Miiltary advisers shoot back when they’re shot at, nothing odd about that. And 16,000 was a drop in the bucket compared with the peak months of LBJ’s escalation.
His philandering was revolting, and naturally the media shills clammed up about it. I think it was Bernard Kalb who 20 or 25 years later mentioned seeing JFK chasing some laughing female staffer into an office in the evening hours, and claiming that kind off thing was never considered anything but off-limits.
It’s probably safe to say that JFK wasn’t the first — even boring old Warren G Harding was a womanizer while in office, but managed to keep that secret, and it probably wasn’t at the level of JFK and his fellow lanceman RFK. It’s difficult to believe that their wives remained blissfully unaware.
We’d better be careful about defending Nixon around here. :’)
Nixon was easily in the upper tier of US presidents, and that’s impressive considering the fact that he was impeached but not convicted because he resigned in disgrace. During the Frost interviews Nixon was answering a question about his political roots as it were, and even his eyes widened when he said the name “Adlai Stevenson” — the fact is, Nixon wasn’t a finishing school elite prig, but he was brilliant.
The media was against him in general because of his 1962 “won’t have Dick Nixon to kick around any more” farewell speech. He spent a few years as the attorney for Pepsico, even travelled to the USSR on that gig, and tried to visit his “Kitchen Debates” adversary Khruschev, still living as a non-person under house arrest. Nixon described the burly female armed guard who stood in his way as he tried to knock on the door.

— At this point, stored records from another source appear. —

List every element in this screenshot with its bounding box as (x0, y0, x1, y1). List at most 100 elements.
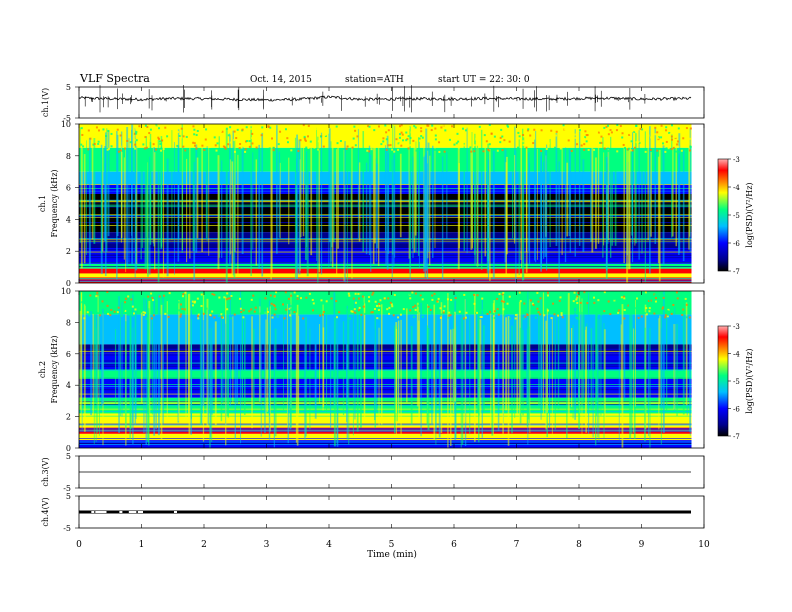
ch2-spectrogram-sferic (507, 316, 510, 446)
ch2-spectrogram-sferic (618, 310, 620, 441)
ch2-spectrogram-sferic (519, 327, 522, 424)
ch2-spectrogram-sferic (121, 302, 123, 417)
ch1-spectrogram-speckle (270, 134, 273, 137)
ch2-spectrogram-sferic (120, 306, 121, 417)
ch2-spectrogram-speckle (486, 312, 489, 315)
ch2-spectrogram-speckle (412, 306, 415, 309)
ch1-spectrogram-speckle (603, 133, 606, 136)
ch2-spectrogram-sferic (266, 307, 269, 412)
ch2-spectrogram-speckle (529, 299, 532, 302)
ch1-spectrogram-sferic (533, 139, 536, 261)
ch2-spectrogram-speckle (654, 293, 657, 296)
ch2-spectrogram-sferic (347, 308, 349, 407)
x-tick-label: 10 (698, 540, 710, 550)
ch2-spectrogram-speckle (588, 292, 591, 295)
ch2-spectrogram-sferic (588, 292, 590, 434)
ch2-spectrogram-speckle (575, 316, 578, 319)
ch2-spectrogram-speckle (88, 314, 91, 317)
ch1-spectrogram-speckle (589, 125, 592, 128)
ch1-spectrogram-sferic (189, 147, 191, 259)
ch2-spectrogram-speckle (298, 291, 301, 294)
x-tick-label: 5 (389, 540, 395, 550)
ch2-spectrogram-speckle (252, 294, 255, 297)
ch2-spectrogram-sferic (554, 303, 556, 430)
ch1-spectrogram-speckle (160, 149, 163, 152)
ch1-spectrogram-sferic (331, 150, 333, 248)
ch1-spectrogram-speckle (668, 131, 671, 134)
ch1-spectrogram-speckle (555, 130, 558, 133)
ch1-spectrogram-speckle (688, 149, 691, 152)
ch1-spectrogram-speckle (616, 150, 619, 153)
ch1-spectrogram-sferic (631, 132, 634, 263)
ch2-spectrogram-speckle (497, 313, 500, 316)
ch2-spectrogram-sferic (342, 321, 345, 416)
ch2-spectrogram-colorbar-tick-label: -6 (733, 406, 740, 414)
ch1-spectrogram-speckle (400, 124, 403, 127)
ch2-spectrogram-speckle (248, 310, 251, 313)
ch2-spectrogram-sferic (319, 324, 321, 404)
ch1-spectrogram-speckle (575, 143, 578, 146)
ch2-spectrogram-speckle (296, 295, 299, 298)
ch1-spectrogram-speckle (491, 142, 494, 145)
ch1-spectrogram-speckle (375, 139, 378, 142)
ch2-spectrogram-speckle (388, 306, 391, 309)
ch1-spectrogram-sferic (116, 130, 118, 280)
ch1-spectrogram-sferic (147, 157, 149, 277)
ch2-spectrogram-speckle (558, 306, 561, 309)
ch1-spectrogram-speckle (385, 131, 388, 134)
x-tick-label: 0 (76, 540, 82, 550)
ch1-spectrogram-speckle (626, 148, 629, 151)
ch2-spectrogram-speckle (514, 317, 517, 320)
ch1-spectrogram-speckle (595, 149, 598, 152)
ch2-spectrogram-speckle (270, 302, 273, 305)
ch1-spectrogram-speckle (426, 124, 429, 127)
ch1-spectrogram-speckle (443, 150, 446, 153)
ch2-spectrogram-speckle (465, 311, 468, 314)
ch1-spectrogram-speckle (135, 132, 138, 135)
ch1-spectrogram-speckle (353, 125, 356, 128)
ch2-spectrogram-sferic (620, 324, 622, 405)
ch1-spectrogram-sferic (337, 133, 339, 249)
ch1-spectrogram-speckle (665, 147, 668, 150)
ch2-spectrogram-sferic (597, 316, 599, 438)
ch2-spectrogram-sferic (265, 319, 267, 415)
ch1-spectrogram-sferic (328, 133, 330, 268)
ch1-waveform-ytick-label: 5 (66, 83, 71, 92)
ch2-spectrogram-speckle (616, 306, 619, 309)
ch2-spectrogram-speckle (357, 292, 360, 295)
ch1-spectrogram-sferic (555, 133, 558, 246)
ch1-spectrogram-sferic (568, 148, 571, 237)
ch2-spectrogram-speckle (184, 291, 187, 294)
ch1-spectrogram-colorbar-tick-label: -4 (733, 184, 740, 192)
ch2-spectrogram-speckle (493, 310, 496, 313)
ch2-spectrogram-speckle (513, 292, 516, 295)
ch1-spectrogram-speckle (555, 134, 558, 137)
ch1-spectrogram-sferic (635, 133, 637, 244)
ch2-spectrogram-tone (79, 389, 692, 391)
ch2-spectrogram-speckle (373, 308, 376, 311)
ch1-spectrogram-speckle (433, 148, 436, 151)
ch1-spectrogram-speckle (501, 135, 504, 138)
ch1-spectrogram-speckle (317, 140, 320, 143)
ch2-spectrogram-speckle (509, 317, 512, 320)
ch2-spectrogram-speckle (357, 305, 360, 308)
ch1-spectrogram-speckle (496, 149, 499, 152)
ch1-spectrogram-speckle (409, 136, 412, 139)
ch2-spectrogram-sferic (326, 291, 328, 414)
ch1-spectrogram-speckle (251, 142, 254, 145)
ch1-spectrogram-speckle (161, 139, 164, 142)
ch1-spectrogram-speckle (628, 133, 631, 136)
ch1-spectrogram-speckle (356, 135, 359, 138)
ch1-spectrogram-speckle (382, 137, 385, 140)
ch1-spectrogram-speckle (235, 136, 238, 139)
ch2-spectrogram-speckle (320, 299, 323, 302)
ch2-spectrogram-sferic (236, 326, 238, 404)
ch2-spectrogram-sferic (160, 304, 163, 440)
ch1-spectrogram-speckle (241, 139, 244, 142)
ch1-spectrogram-speckle (379, 142, 382, 145)
ch2-spectrogram-sferic (274, 328, 277, 437)
ch2-spectrogram-speckle (193, 301, 196, 304)
ch2-spectrogram-sferic (648, 310, 650, 437)
ch1-spectrogram-speckle (586, 134, 589, 137)
ch2-spectrogram-speckle (391, 305, 394, 308)
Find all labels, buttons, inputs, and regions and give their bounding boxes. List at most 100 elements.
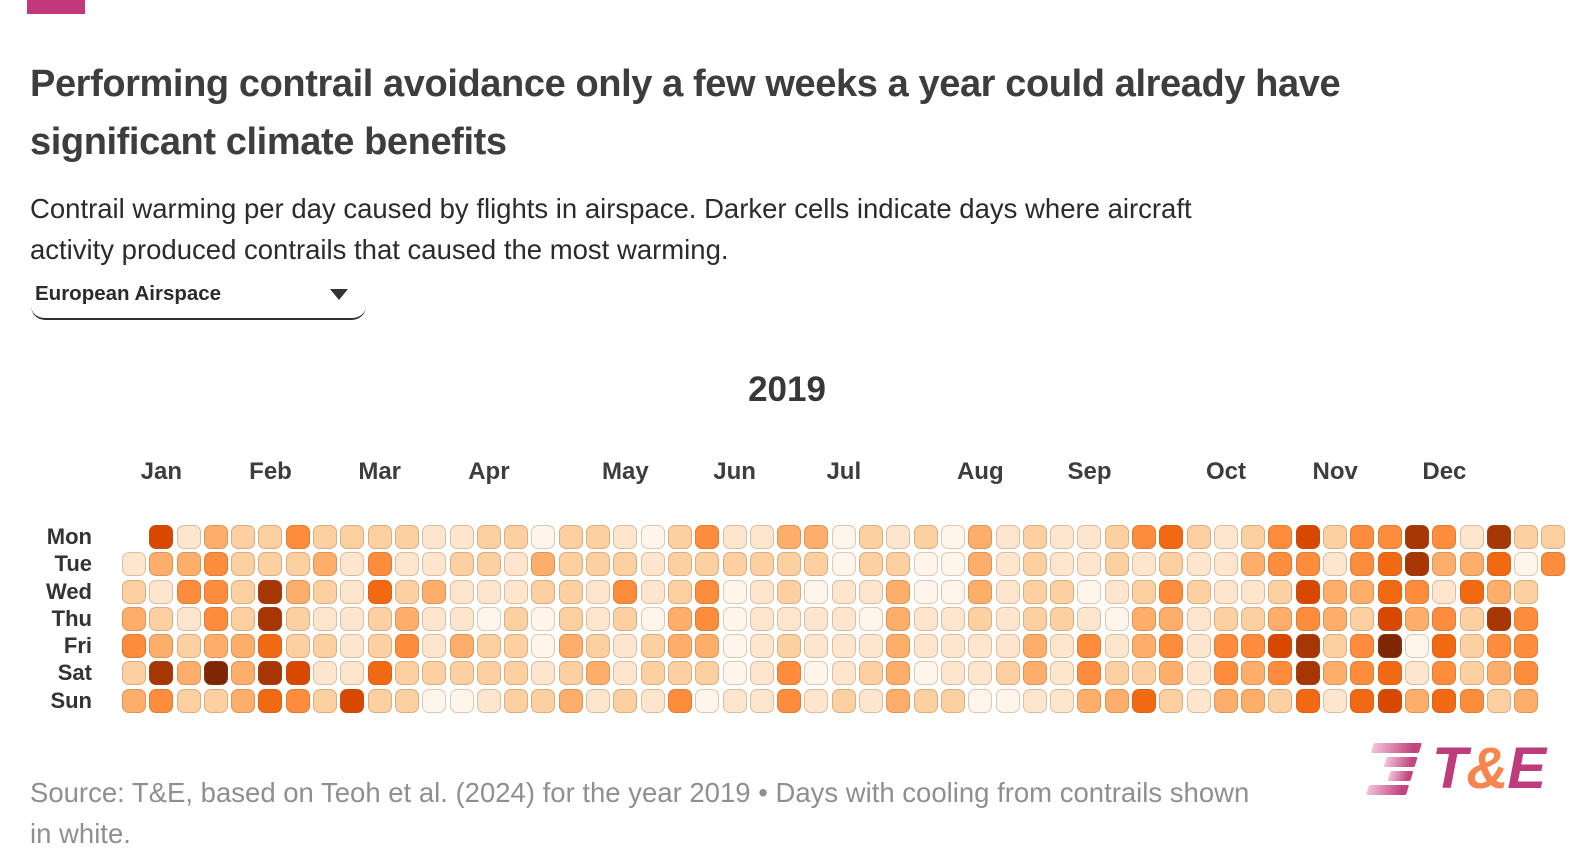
heatmap-cell[interactable] <box>1432 525 1457 549</box>
heatmap-cell[interactable] <box>968 634 993 659</box>
heatmap-cell[interactable] <box>1350 688 1375 713</box>
heatmap-cell[interactable] <box>1432 579 1457 604</box>
heatmap-cell[interactable] <box>394 634 419 659</box>
heatmap-cell[interactable] <box>1268 634 1293 659</box>
heatmap-cell[interactable] <box>968 606 993 631</box>
heatmap-cell[interactable] <box>1131 579 1156 604</box>
heatmap-cell[interactable] <box>422 579 447 604</box>
heatmap-cell[interactable] <box>558 525 583 549</box>
heatmap-cell[interactable] <box>804 634 829 659</box>
heatmap-cell[interactable] <box>394 688 419 713</box>
heatmap-cell[interactable] <box>422 661 447 686</box>
heatmap-cell[interactable] <box>285 606 310 631</box>
heatmap-cell[interactable] <box>531 579 556 604</box>
heatmap-cell[interactable] <box>231 661 256 686</box>
heatmap-cell[interactable] <box>176 606 201 631</box>
heatmap-cell[interactable] <box>1459 634 1484 659</box>
heatmap-cell[interactable] <box>777 552 802 577</box>
heatmap-cell[interactable] <box>1432 661 1457 686</box>
heatmap-cell[interactable] <box>1268 606 1293 631</box>
heatmap-cell[interactable] <box>1159 634 1184 659</box>
heatmap-cell[interactable] <box>422 634 447 659</box>
heatmap-cell[interactable] <box>968 525 993 549</box>
heatmap-cell[interactable] <box>1186 579 1211 604</box>
heatmap-cell[interactable] <box>1213 525 1238 549</box>
heatmap-cell[interactable] <box>1131 688 1156 713</box>
heatmap-cell[interactable] <box>285 634 310 659</box>
heatmap-cell[interactable] <box>831 688 856 713</box>
heatmap-cell[interactable] <box>422 688 447 713</box>
heatmap-cell[interactable] <box>913 661 938 686</box>
heatmap-cell[interactable] <box>913 552 938 577</box>
heatmap-cell[interactable] <box>777 661 802 686</box>
heatmap-cell[interactable] <box>722 688 747 713</box>
heatmap-cell[interactable] <box>176 688 201 713</box>
heatmap-cell[interactable] <box>476 688 501 713</box>
heatmap-cell[interactable] <box>1295 661 1320 686</box>
heatmap-cell[interactable] <box>613 579 638 604</box>
heatmap-cell[interactable] <box>586 661 611 686</box>
heatmap-cell[interactable] <box>1323 688 1348 713</box>
heatmap-cell[interactable] <box>1077 606 1102 631</box>
heatmap-cell[interactable] <box>1241 688 1266 713</box>
heatmap-cell[interactable] <box>1186 606 1211 631</box>
heatmap-cell[interactable] <box>1131 525 1156 549</box>
heatmap-cell[interactable] <box>859 634 884 659</box>
heatmap-cell[interactable] <box>1241 525 1266 549</box>
heatmap-cell[interactable] <box>394 552 419 577</box>
heatmap-cell[interactable] <box>149 525 174 549</box>
heatmap-cell[interactable] <box>1159 552 1184 577</box>
heatmap-cell[interactable] <box>1323 634 1348 659</box>
heatmap-cell[interactable] <box>1323 579 1348 604</box>
heatmap-cell[interactable] <box>1159 579 1184 604</box>
heatmap-cell[interactable] <box>886 552 911 577</box>
heatmap-cell[interactable] <box>1022 661 1047 686</box>
heatmap-cell[interactable] <box>1131 634 1156 659</box>
heatmap-cell[interactable] <box>1213 688 1238 713</box>
heatmap-cell[interactable] <box>1486 634 1511 659</box>
heatmap-cell[interactable] <box>1159 661 1184 686</box>
heatmap-cell[interactable] <box>1323 661 1348 686</box>
heatmap-cell[interactable] <box>749 661 774 686</box>
heatmap-cell[interactable] <box>667 552 692 577</box>
heatmap-cell[interactable] <box>1186 525 1211 549</box>
heatmap-cell[interactable] <box>968 579 993 604</box>
heatmap-cell[interactable] <box>203 661 228 686</box>
heatmap-cell[interactable] <box>1077 661 1102 686</box>
heatmap-cell[interactable] <box>504 661 529 686</box>
heatmap-cell[interactable] <box>1295 688 1320 713</box>
heatmap-cell[interactable] <box>667 525 692 549</box>
heatmap-cell[interactable] <box>886 525 911 549</box>
heatmap-cell[interactable] <box>1350 552 1375 577</box>
heatmap-cell[interactable] <box>859 688 884 713</box>
heatmap-cell[interactable] <box>1077 579 1102 604</box>
heatmap-cell[interactable] <box>1486 661 1511 686</box>
heatmap-cell[interactable] <box>504 606 529 631</box>
heatmap-cell[interactable] <box>449 552 474 577</box>
heatmap-cell[interactable] <box>340 634 365 659</box>
heatmap-cell[interactable] <box>995 579 1020 604</box>
heatmap-cell[interactable] <box>1432 606 1457 631</box>
heatmap-cell[interactable] <box>749 579 774 604</box>
heatmap-cell[interactable] <box>1459 606 1484 631</box>
heatmap-cell[interactable] <box>995 634 1020 659</box>
heatmap-cell[interactable] <box>1022 579 1047 604</box>
heatmap-cell[interactable] <box>749 688 774 713</box>
heatmap-cell[interactable] <box>667 606 692 631</box>
heatmap-cell[interactable] <box>1022 552 1047 577</box>
heatmap-cell[interactable] <box>394 606 419 631</box>
heatmap-cell[interactable] <box>1131 606 1156 631</box>
heatmap-cell[interactable] <box>531 634 556 659</box>
heatmap-cell[interactable] <box>285 579 310 604</box>
heatmap-cell[interactable] <box>640 552 665 577</box>
heatmap-cell[interactable] <box>1459 579 1484 604</box>
heatmap-cell[interactable] <box>313 634 338 659</box>
heatmap-cell[interactable] <box>613 634 638 659</box>
heatmap-cell[interactable] <box>995 661 1020 686</box>
heatmap-cell[interactable] <box>1104 552 1129 577</box>
heatmap-cell[interactable] <box>367 606 392 631</box>
heatmap-cell[interactable] <box>1213 634 1238 659</box>
heatmap-cell[interactable] <box>695 661 720 686</box>
heatmap-cell[interactable] <box>1022 634 1047 659</box>
heatmap-cell[interactable] <box>122 579 146 604</box>
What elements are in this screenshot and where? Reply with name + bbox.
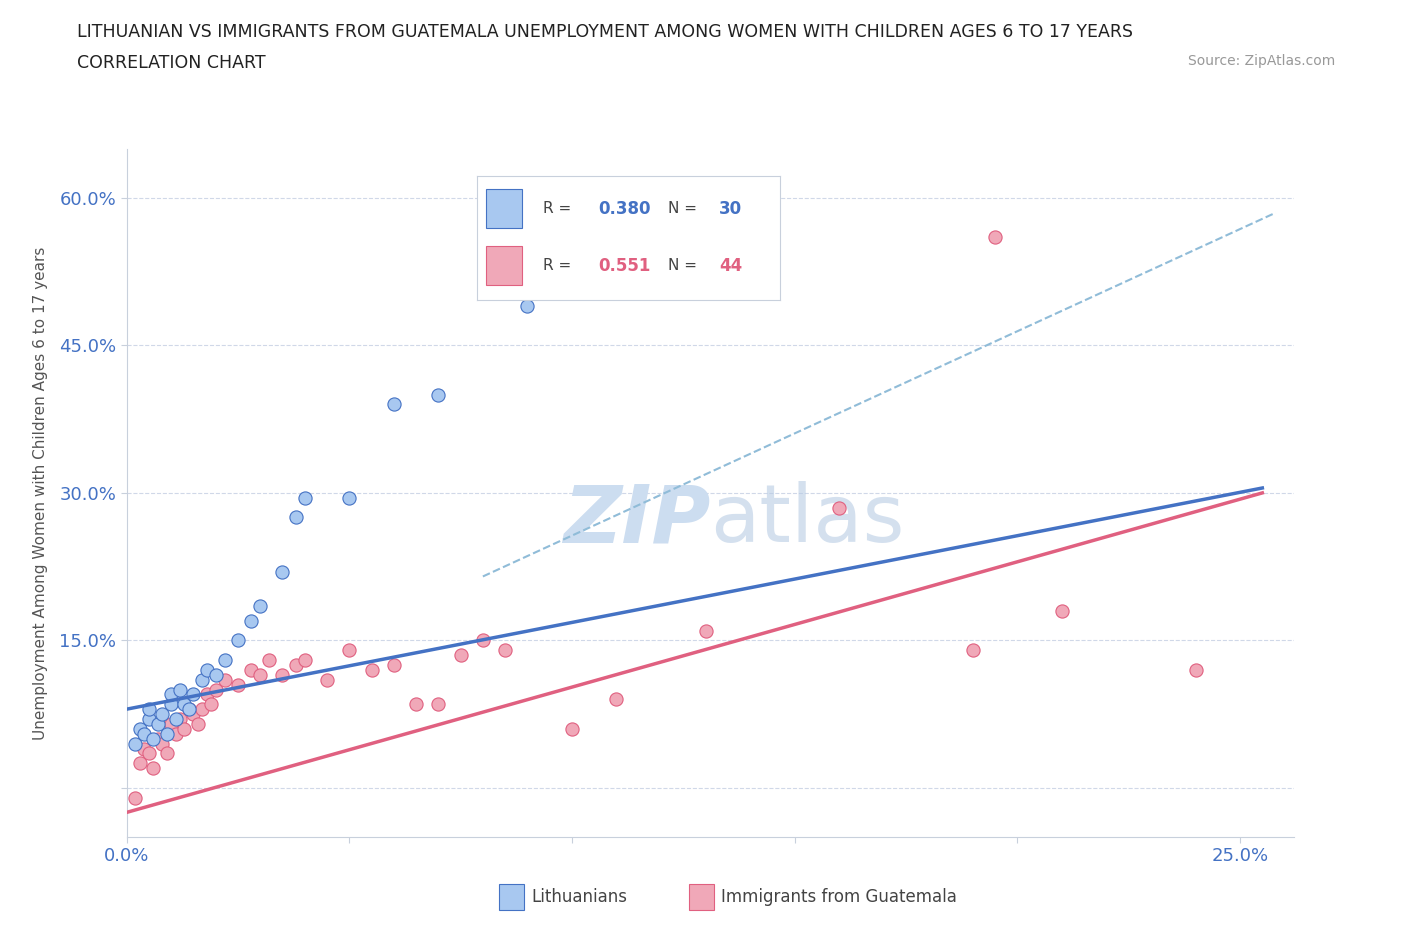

I recall that he was one of the footstompers cheering Goldwater during the 1964 Pubbie convention; and of course, his 1968 return was one of the all-time political success stories, and should be remembered and taught as such. Humphrey lost by a slightly wider margin in 1968 than Nixon had lost in 1960, but Nixon was reelected in a massive landslide in 1972; the only President who won all of the Electoral College votes was Washington, in a much smaller nation, and Nixon (as of 1972) was in the number two slot (maybe still is).
He ended Johnson’s war in Vietnam by bombing Hanoi to the peace table; he engineered the Shanghai Communique and opened China; he tried to get Congress to balance the budget and got one year’s worth of surplus instead; when the national debt exceeded the value of the federal stockpile of bullion, he initiated the modern currency system (and boy, are some people still sore about that). And he managed to do this with Demwit majorities in both houses of Congress.